La position de Villeneuve-de-Berg est, semble-t-il, intermédiaire. La situation minoritaire ne débouche pas, comme on aurait pu l’imaginer, sur un alignement complet sur le comportement des catholiques dans les années 1650. A cela, il y a peut-être une explication : les réformés de Villeneuve-de-Berg se rattachent, à partir de 1668, à d’autres Eglises, celle du Pradel puis celle de Lagorce. Ils y retrouvent une communauté vivant en position majoritaire qui est en mesure de les conforter dans leur foi. Toutefois l’explication de cette réduction de l’intervalle naissance-décès par une obéissance aux injonctions des synodes ne semble pas pouvoir être complètement retenue. En effet les absences répétées de la communauté réformée aux synodes sont plutôt le signe d’une faible confessionnalisation. D’autre part, la pression du clergé catholique de Villeneuve-de-Berg ne semble pas très forte. Certes le curé fait signifier l’interdiction du culte de fief à Constantin de Serrre, seigneur du Pradel ; mais en même temps les fidèles catholiques respectent peu les temps clos, la courbe des conceptions 255 nous l’a montré, nous avons constaté également le retard des prêtres dans l’application des normes tridentines à propos du mariage, autant de faits qui témoignent d’un contrôle encore incomplet du clergé sur les fidèles.
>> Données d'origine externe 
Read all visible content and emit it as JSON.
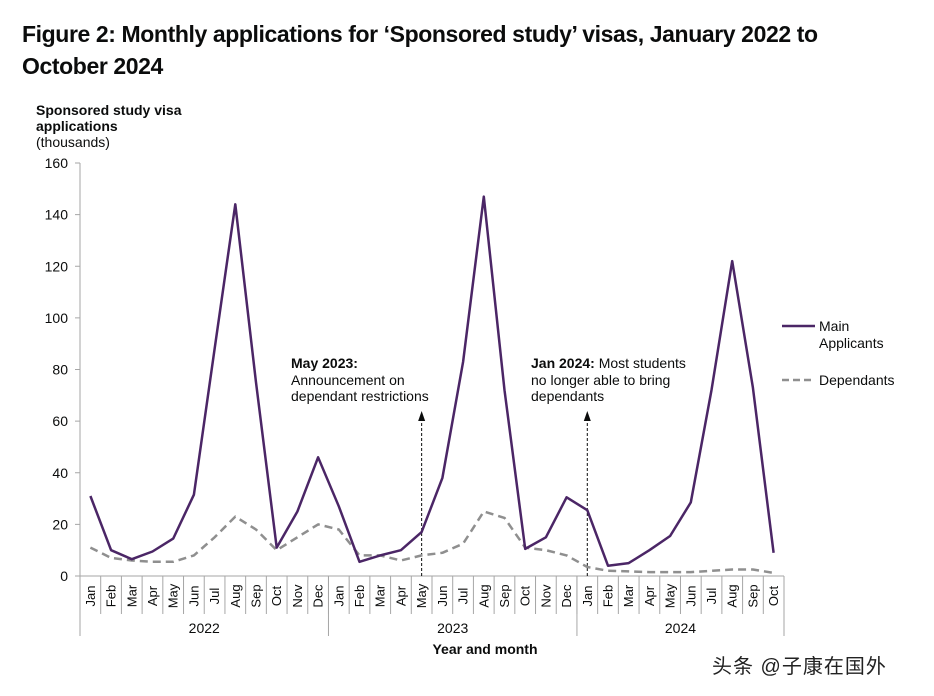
{
  "figure": {
    "title": "Figure 2: Monthly applications for ‘Sponsored study’ visas, January 2022 to October 2024",
    "ylabel_bold_line1": "Sponsored study visa",
    "ylabel_bold_line2": "applications",
    "ylabel_unit": "(thousands)",
    "watermark": "头条 @子康在国外"
  },
  "annotations": [
    {
      "bold": "May 2023:",
      "text_lines": [
        "Announcement on",
        "dependant restrictions"
      ],
      "month_index": 16
    },
    {
      "bold": "Jan 2024:",
      "first_line_rest": " Most students",
      "text_lines": [
        "no longer able to bring",
        "dependants"
      ],
      "month_index": 24
    }
  ],
  "chart_data": {
    "type": "line",
    "title": "Figure 2: Monthly applications for ‘Sponsored study’ visas, January 2022 to October 2024",
    "xlabel": "Year and month",
    "ylabel": "Sponsored study visa applications (thousands)",
    "ylim": [
      0,
      160
    ],
    "yticks": [
      0,
      20,
      40,
      60,
      80,
      100,
      120,
      140,
      160
    ],
    "grid": false,
    "legend_position": "right",
    "x": [
      "Jan",
      "Feb",
      "Mar",
      "Apr",
      "May",
      "Jun",
      "Jul",
      "Aug",
      "Sep",
      "Oct",
      "Nov",
      "Dec",
      "Jan",
      "Feb",
      "Mar",
      "Apr",
      "May",
      "Jun",
      "Jul",
      "Aug",
      "Sep",
      "Oct",
      "Nov",
      "Dec",
      "Jan",
      "Feb",
      "Mar",
      "Apr",
      "May",
      "Jun",
      "Jul",
      "Aug",
      "Sep",
      "Oct"
    ],
    "year_groups": [
      {
        "label": "2022",
        "months": 12
      },
      {
        "label": "2023",
        "months": 12
      },
      {
        "label": "2024",
        "months": 10
      }
    ],
    "series": [
      {
        "name": "Main Applicants",
        "legend_lines": [
          "Main",
          "Applicants"
        ],
        "color": "#4b2666",
        "style": "solid",
        "values": [
          31,
          10,
          6.5,
          9.5,
          14.5,
          31.5,
          88,
          144,
          75,
          11,
          25,
          46,
          27,
          5.5,
          8,
          10,
          17,
          38,
          83,
          147,
          72,
          10.5,
          15,
          30.5,
          25.5,
          4,
          5,
          10,
          15.5,
          28.5,
          72,
          122,
          73,
          9
        ]
      },
      {
        "name": "Dependants",
        "legend_lines": [
          "Dependants"
        ],
        "color": "#8f8f8f",
        "style": "dashed",
        "values": [
          11,
          7,
          6,
          5.5,
          5.5,
          8,
          15,
          23,
          18,
          10,
          15,
          20,
          18,
          8,
          8,
          6,
          8,
          9,
          12.5,
          25,
          22.5,
          11,
          10,
          8,
          3.5,
          2,
          1.8,
          1.5,
          1.5,
          1.5,
          2,
          2.5,
          2.5,
          1.2
        ]
      }
    ]
  }
}
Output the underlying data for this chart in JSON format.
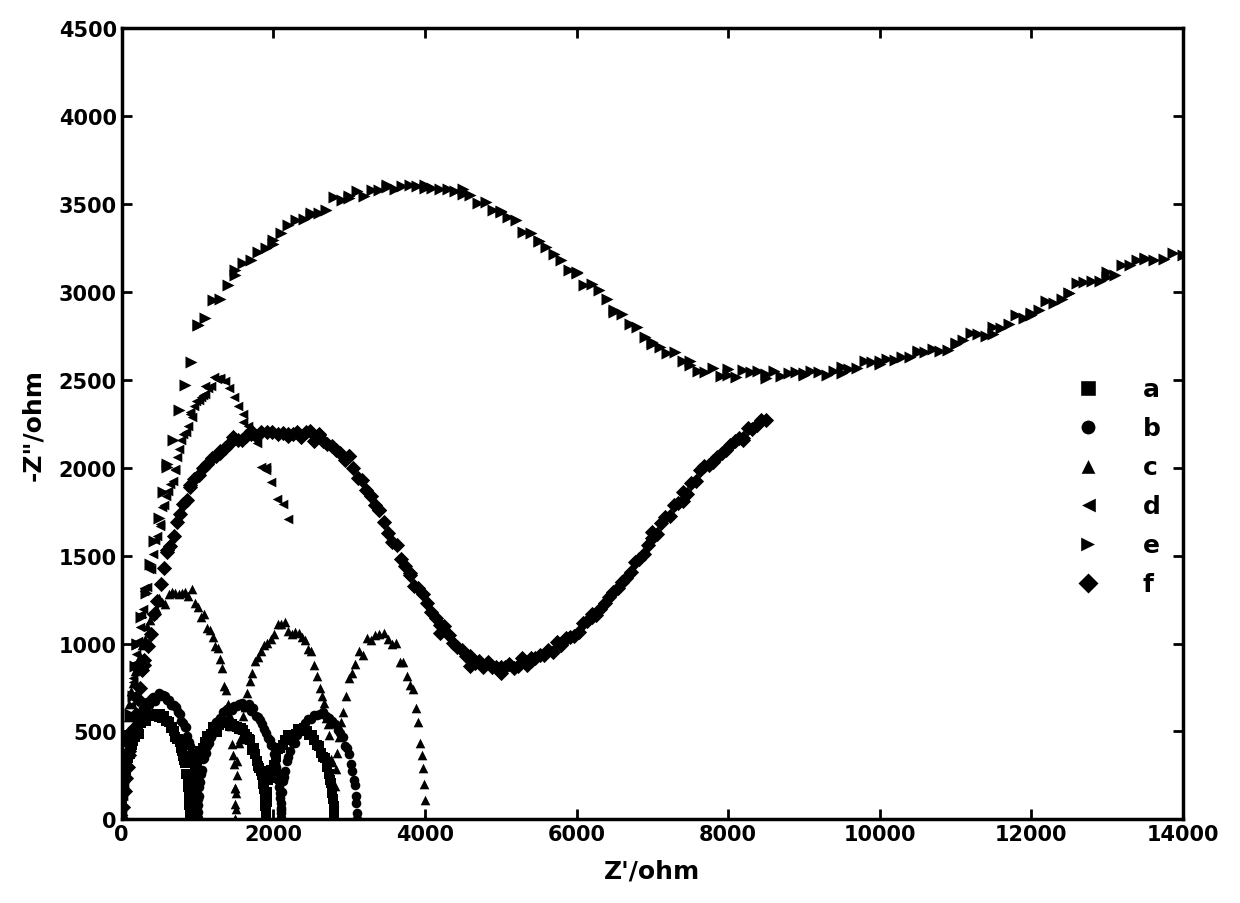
{
  "xlabel": "Z'/ohm",
  "ylabel": "-Z\"/ohm",
  "xlim": [
    0,
    14000
  ],
  "ylim": [
    0,
    4500
  ],
  "xticks": [
    0,
    2000,
    4000,
    6000,
    8000,
    10000,
    12000,
    14000
  ],
  "yticks": [
    0,
    500,
    1000,
    1500,
    2000,
    2500,
    3000,
    3500,
    4000,
    4500
  ],
  "background_color": "#ffffff",
  "axis_fontsize": 18,
  "tick_fontsize": 15,
  "legend_fontsize": 18
}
La faiblesse numérique des réformés de Villeneuve-de-Berg a peut-être aussi été leur chance, car ils ne sont pas identifiés comme une menace réelle pour les catholiques. Enfin, les rares signes d’une sociabilité interconfessionnelle au XVIIe siècle apparaissent à Villeneuve-de-Berg. En 1685, à l’occasion d’un procès entre un réformé et le procureur du roi, des solidarités se manifestent entre notables des différentes confessions. L’affaire nous apprend que dans les années qui précèdent la Révocation, Nicolas Jeune, chirurgien, et Jacques Bergougnan un notable catholique avaient l’habitude de se retrouver et étaient devenus des amis. 256 Toutefois la situation évolue, la réduction permanente de l’intervalle dans les années 1660-1680 est le signe que la contrainte existe sans doute également. L’absence de données pour les catholiques rend cependant délicate l’interprétation.

Notes
248.

Voir la partie inférieure du tableau 25.

249.

Voir tableau 25.

250.

Suze (Mgr), Instructions sur les matières de controverse, Viviers, 1685, p 56.

251.

Au XVIIIe siècle, les réformés annonéens, en position minoritaire et alors que les persécutions sont terminées, choisissent de conserver leur religion mais d’adopter le baptême catholique. On retrouve le même mélange de pratiques empruntées à l’autre confession.

252.

Voir graphique n° 7.

253.

Voir graphique n° 9.

254.

S. Mours, « La vie synodale en Vivarais » B.S.H.P.F., Paris, 1946, p. 55-103.

255.

Voir graphique n° 13.

256.

ADA 25 B 9, 10/03/1685, registres de la justice royale de Villeneuve-de-Berg.